Девушка А (Дин) - страница 185

Дверь снова распахнулась — фуксия.

— Тебе нравится? — спросила я Эви.

Она вздернула бровь. Вздергивать брови — мы тренировали с ней это бесчисленными днями.

— Нет. Мне тоже не нравится.

В нарядных платьях мы спускались по лестнице. Мокрые волосы Эви, идущей впереди, хлопали между лопаток. Из гостиной лился приглушенный мягкий свет — весь остальной дом погрузился во тьму. Мы пришли самыми последними. Мебель в комнате переставили так, что получилось подобие церковного придела: диваны стояли друг напротив друга, и над всем этим возвышался Отец. Он соорудил себе странную кафедру: кассетный магнитофон и Библия; двойной листок, исписанный от руки, и кустик вереска. Гэбриел и Далила уже сидели на диване, и между ними — Ной. Глядя на них, я поняла: наш конец близок. Кости, выпирающие из-под одежды, глаза — огромные и дикие. У Гэбриела что-то с лицом, оно деформировано, как будто сдвинулись кости. «Где же Дэниел?», — подумала я, и эти слова сложились у меня в голове в припев: где — же — Дэ — ни — ел.

— Добрый вечер всей нашей скромной компании, — прогремел Отец.

Он взял листок и закрыл глаза. Я попыталась проникнуть под его веки. Он обращался к «Лайфхаусу», к разгоряченной толпе, окружающей его плотным кольцом, к детям, которых взрослые держали высоко на руках. Кому не хватило места внутри, выливались на центральную улицу, препятствуя движению транспорта.

Отец открыл глаза и сказал:

— Мы так невероятно одиноки. Но это неизбежно. Если люди не избегают тебя, значит, ты не живешь, как велит Господь. Если тебя не допрашивают, не изолируют или не преследуют, значит, ты не живешь, как велит Господь. Это наш крест. Но знаете, мне никогда не приходилось нести его одному.

Он нажал на кнопку воспроизведения. Раздалось шуршание крутящейся кассеты, и прекрасная, грустная песня заполнила комнату. Она не была религиозной, просто старая песня о любви, осколок того мира, который существовал вне нашего дома и до сих пор вращался.

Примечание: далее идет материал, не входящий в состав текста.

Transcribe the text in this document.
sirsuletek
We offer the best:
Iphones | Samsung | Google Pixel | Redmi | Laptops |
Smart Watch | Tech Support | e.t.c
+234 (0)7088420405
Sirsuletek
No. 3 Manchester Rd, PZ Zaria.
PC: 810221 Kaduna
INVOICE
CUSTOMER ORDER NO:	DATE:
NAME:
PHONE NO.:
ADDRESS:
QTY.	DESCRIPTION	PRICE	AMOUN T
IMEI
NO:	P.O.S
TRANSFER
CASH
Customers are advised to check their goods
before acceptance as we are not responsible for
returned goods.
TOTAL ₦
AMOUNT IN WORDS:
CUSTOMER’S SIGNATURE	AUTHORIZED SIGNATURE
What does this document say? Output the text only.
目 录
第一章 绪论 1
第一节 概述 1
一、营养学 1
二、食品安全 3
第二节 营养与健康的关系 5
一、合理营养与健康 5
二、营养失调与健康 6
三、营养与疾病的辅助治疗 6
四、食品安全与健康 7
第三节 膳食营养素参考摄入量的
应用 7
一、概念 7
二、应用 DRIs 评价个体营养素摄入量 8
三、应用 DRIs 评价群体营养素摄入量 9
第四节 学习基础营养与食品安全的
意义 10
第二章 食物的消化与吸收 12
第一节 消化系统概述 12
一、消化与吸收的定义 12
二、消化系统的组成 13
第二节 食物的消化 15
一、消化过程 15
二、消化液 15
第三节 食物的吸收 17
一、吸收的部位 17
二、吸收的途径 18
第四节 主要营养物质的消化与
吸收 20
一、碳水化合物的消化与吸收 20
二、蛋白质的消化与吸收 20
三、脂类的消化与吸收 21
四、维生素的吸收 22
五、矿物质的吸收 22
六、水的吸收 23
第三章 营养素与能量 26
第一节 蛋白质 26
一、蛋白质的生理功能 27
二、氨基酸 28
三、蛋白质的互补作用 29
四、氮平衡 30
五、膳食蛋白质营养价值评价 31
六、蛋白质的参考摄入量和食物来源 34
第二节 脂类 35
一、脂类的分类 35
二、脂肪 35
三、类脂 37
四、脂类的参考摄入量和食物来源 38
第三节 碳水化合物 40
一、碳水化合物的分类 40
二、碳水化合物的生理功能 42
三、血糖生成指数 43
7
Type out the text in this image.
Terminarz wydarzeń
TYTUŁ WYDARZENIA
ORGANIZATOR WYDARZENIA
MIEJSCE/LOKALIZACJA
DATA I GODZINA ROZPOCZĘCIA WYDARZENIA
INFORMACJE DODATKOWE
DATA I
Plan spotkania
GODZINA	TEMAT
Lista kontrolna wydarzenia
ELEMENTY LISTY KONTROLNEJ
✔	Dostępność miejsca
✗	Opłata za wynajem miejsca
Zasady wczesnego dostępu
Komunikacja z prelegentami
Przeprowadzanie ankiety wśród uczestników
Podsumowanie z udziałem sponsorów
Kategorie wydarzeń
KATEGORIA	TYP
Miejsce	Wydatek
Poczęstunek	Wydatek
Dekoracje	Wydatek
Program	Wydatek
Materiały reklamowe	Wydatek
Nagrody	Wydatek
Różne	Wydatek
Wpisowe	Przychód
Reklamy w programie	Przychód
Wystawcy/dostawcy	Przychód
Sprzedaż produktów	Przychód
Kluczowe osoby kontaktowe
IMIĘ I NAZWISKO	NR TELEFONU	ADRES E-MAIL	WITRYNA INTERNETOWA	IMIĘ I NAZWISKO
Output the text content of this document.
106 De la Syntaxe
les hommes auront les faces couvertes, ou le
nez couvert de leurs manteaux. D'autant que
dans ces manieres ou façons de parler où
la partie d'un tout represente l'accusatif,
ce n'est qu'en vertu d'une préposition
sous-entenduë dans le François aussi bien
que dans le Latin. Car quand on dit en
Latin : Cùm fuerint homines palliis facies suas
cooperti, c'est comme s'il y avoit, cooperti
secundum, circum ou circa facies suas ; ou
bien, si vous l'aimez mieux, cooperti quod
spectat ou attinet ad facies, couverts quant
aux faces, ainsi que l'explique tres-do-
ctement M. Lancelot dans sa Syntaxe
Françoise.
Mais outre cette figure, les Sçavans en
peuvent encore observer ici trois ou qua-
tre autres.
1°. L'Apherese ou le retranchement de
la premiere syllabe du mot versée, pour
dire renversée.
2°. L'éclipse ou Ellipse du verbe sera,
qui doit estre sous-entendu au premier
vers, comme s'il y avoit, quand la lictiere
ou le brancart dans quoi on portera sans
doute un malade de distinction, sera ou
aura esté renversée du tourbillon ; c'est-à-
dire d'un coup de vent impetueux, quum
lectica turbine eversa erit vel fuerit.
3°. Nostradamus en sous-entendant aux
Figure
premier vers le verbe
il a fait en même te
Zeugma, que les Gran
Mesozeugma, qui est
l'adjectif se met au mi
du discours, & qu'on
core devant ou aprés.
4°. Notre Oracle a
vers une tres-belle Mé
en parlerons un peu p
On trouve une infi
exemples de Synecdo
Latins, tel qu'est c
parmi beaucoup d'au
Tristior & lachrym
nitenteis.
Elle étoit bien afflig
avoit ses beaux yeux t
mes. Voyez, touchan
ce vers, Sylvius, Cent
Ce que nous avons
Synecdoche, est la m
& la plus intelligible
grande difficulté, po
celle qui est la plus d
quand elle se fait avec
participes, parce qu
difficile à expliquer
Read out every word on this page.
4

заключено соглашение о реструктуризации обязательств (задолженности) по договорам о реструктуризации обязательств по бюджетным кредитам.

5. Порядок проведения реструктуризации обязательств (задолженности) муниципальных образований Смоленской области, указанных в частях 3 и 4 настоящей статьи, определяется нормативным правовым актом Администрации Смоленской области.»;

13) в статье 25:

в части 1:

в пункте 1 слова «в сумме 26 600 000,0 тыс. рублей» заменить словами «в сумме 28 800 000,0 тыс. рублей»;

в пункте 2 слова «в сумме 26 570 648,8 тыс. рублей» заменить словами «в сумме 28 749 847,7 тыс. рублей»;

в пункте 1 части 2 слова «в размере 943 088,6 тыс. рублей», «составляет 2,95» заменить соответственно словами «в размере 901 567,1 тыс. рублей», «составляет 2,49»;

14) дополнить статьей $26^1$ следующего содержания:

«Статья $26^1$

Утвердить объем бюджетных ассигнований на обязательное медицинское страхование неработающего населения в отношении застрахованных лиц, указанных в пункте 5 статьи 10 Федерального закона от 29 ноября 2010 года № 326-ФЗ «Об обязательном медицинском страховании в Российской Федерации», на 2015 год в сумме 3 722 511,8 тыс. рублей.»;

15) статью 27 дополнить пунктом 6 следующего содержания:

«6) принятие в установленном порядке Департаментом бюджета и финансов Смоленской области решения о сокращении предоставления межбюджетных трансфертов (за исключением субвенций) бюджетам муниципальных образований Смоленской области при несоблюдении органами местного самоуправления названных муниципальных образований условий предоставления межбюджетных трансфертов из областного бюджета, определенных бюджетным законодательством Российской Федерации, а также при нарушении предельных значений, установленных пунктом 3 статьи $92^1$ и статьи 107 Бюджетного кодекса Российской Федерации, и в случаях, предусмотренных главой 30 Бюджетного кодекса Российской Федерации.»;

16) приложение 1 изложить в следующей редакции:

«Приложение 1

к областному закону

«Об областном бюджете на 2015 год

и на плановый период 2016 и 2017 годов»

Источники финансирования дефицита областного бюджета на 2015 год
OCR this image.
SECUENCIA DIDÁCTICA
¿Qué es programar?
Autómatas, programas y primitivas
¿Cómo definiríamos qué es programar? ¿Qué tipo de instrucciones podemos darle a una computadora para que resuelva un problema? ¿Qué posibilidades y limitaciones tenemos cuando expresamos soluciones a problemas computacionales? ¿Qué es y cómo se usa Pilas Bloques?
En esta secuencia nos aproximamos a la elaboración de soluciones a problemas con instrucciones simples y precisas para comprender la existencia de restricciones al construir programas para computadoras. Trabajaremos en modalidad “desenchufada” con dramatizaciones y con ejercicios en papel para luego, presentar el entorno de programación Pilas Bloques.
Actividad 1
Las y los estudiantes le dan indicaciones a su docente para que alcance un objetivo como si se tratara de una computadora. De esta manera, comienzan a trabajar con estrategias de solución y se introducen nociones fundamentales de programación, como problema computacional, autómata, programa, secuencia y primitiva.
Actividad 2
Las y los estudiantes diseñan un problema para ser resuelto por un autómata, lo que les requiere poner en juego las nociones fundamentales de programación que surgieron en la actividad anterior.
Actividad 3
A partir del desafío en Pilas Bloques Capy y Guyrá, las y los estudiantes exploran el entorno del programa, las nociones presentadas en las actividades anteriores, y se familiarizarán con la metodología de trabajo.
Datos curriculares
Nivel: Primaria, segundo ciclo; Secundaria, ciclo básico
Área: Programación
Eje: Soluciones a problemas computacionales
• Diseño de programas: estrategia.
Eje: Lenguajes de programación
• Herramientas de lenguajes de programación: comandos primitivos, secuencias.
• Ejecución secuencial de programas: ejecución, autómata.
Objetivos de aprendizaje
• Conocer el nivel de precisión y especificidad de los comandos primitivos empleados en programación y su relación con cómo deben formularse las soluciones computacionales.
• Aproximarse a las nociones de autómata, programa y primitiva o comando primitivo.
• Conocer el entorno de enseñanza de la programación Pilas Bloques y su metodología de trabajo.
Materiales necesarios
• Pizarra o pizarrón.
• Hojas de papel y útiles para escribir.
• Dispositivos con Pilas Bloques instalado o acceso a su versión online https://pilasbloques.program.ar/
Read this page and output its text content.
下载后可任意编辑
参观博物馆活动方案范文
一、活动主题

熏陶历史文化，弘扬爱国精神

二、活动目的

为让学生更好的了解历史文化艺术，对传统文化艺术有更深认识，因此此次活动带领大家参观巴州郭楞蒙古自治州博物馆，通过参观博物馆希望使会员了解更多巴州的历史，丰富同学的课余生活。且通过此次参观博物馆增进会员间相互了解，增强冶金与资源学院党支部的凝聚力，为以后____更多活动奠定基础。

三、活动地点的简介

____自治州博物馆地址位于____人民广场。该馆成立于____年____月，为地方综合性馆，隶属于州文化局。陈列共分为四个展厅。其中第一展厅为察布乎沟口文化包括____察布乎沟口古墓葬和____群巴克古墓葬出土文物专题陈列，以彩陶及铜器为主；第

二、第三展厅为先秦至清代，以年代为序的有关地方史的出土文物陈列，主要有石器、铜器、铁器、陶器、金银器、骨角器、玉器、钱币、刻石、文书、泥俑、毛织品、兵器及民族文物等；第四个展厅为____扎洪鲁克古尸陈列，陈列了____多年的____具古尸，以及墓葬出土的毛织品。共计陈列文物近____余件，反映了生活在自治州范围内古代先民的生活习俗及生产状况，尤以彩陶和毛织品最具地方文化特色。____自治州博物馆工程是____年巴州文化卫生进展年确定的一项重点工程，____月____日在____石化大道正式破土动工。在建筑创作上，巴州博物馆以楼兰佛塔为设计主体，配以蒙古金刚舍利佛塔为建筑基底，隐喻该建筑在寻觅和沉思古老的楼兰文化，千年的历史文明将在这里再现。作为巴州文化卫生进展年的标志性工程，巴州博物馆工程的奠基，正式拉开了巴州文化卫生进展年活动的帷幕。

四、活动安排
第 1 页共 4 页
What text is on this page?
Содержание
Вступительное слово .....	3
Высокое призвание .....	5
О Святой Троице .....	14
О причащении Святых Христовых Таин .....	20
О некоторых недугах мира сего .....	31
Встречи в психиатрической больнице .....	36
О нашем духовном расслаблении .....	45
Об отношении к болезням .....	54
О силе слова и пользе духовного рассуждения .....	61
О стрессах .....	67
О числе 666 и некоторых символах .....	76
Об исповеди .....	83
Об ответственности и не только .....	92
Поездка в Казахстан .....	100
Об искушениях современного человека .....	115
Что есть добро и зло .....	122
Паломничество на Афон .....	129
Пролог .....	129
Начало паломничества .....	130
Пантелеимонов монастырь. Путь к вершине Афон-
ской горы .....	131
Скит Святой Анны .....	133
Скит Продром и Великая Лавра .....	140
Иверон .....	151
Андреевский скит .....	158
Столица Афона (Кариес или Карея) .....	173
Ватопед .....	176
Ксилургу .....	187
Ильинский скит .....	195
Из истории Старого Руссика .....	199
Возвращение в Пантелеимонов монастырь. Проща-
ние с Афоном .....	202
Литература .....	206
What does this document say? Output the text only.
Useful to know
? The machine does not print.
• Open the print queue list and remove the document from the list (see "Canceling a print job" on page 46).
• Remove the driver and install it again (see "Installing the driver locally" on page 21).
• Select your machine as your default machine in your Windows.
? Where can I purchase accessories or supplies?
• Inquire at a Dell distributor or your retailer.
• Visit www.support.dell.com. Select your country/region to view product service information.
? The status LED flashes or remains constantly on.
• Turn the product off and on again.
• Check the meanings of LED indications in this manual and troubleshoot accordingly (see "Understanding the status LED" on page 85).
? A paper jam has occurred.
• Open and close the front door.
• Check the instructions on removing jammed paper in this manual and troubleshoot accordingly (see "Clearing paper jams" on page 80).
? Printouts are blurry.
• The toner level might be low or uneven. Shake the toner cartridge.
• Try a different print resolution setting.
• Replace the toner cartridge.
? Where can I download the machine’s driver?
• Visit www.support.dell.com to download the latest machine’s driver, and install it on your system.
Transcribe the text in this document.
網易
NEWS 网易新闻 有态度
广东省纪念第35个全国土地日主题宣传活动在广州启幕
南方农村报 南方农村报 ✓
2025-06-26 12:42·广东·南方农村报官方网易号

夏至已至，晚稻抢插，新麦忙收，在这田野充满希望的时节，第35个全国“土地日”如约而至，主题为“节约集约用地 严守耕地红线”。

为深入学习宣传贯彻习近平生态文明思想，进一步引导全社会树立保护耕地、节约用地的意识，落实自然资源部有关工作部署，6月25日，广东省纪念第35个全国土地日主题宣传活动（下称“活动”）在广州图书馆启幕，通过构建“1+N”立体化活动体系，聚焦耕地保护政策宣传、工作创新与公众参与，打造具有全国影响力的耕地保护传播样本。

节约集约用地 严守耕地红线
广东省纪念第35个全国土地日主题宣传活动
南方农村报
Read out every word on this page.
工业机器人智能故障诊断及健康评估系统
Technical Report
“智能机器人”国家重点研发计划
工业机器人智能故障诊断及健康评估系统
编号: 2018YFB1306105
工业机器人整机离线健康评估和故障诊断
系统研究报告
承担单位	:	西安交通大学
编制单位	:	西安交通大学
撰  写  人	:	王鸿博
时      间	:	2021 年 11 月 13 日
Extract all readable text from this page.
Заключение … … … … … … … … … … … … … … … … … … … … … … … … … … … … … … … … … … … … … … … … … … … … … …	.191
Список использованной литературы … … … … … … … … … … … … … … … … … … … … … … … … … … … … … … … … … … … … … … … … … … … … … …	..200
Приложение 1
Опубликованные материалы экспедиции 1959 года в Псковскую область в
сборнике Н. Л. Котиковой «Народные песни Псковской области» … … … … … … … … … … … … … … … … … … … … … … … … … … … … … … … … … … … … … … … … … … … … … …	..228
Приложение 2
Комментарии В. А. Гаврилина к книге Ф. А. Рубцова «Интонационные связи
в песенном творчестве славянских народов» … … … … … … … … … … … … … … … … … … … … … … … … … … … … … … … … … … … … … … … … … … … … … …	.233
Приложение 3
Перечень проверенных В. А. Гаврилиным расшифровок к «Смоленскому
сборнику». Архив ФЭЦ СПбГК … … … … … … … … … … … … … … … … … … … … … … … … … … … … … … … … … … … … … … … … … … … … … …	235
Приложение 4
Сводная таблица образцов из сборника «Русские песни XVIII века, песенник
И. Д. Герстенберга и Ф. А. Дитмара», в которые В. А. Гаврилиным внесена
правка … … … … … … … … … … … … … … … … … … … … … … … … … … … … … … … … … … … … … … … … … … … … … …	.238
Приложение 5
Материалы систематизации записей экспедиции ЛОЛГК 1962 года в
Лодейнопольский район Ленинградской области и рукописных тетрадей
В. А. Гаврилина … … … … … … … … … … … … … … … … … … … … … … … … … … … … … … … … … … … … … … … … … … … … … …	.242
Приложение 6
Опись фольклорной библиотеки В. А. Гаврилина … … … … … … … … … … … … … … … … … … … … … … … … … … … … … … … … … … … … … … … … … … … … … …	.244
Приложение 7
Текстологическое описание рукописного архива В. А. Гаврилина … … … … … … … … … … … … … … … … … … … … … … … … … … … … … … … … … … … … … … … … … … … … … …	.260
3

Я не слышала музыки так бесконечно давно, что поддалась ей, дала себя убаюкать. Отец смотрел на дверь. Я взглянула на него и увидела: он плачет.

Из коридора к нам медленно шла Мать, одетая в свадебное платье, которое я видела на пожелтевших жизнерадостных фотографиях. Платье с тех пор тоже пожелтело, и ее тело теперь вываливалось из него. Когда она проходила мимо, шифоновый подол щекотнул мне ногу; до этого мгновенья я сомневалась, реальна ли она. Мать не смотрела ни на кого из нас. Она не отрывала глаз от алтаря, она возвращалась к Отцу.

Стоя сверху, Отец взял ее руки в свои.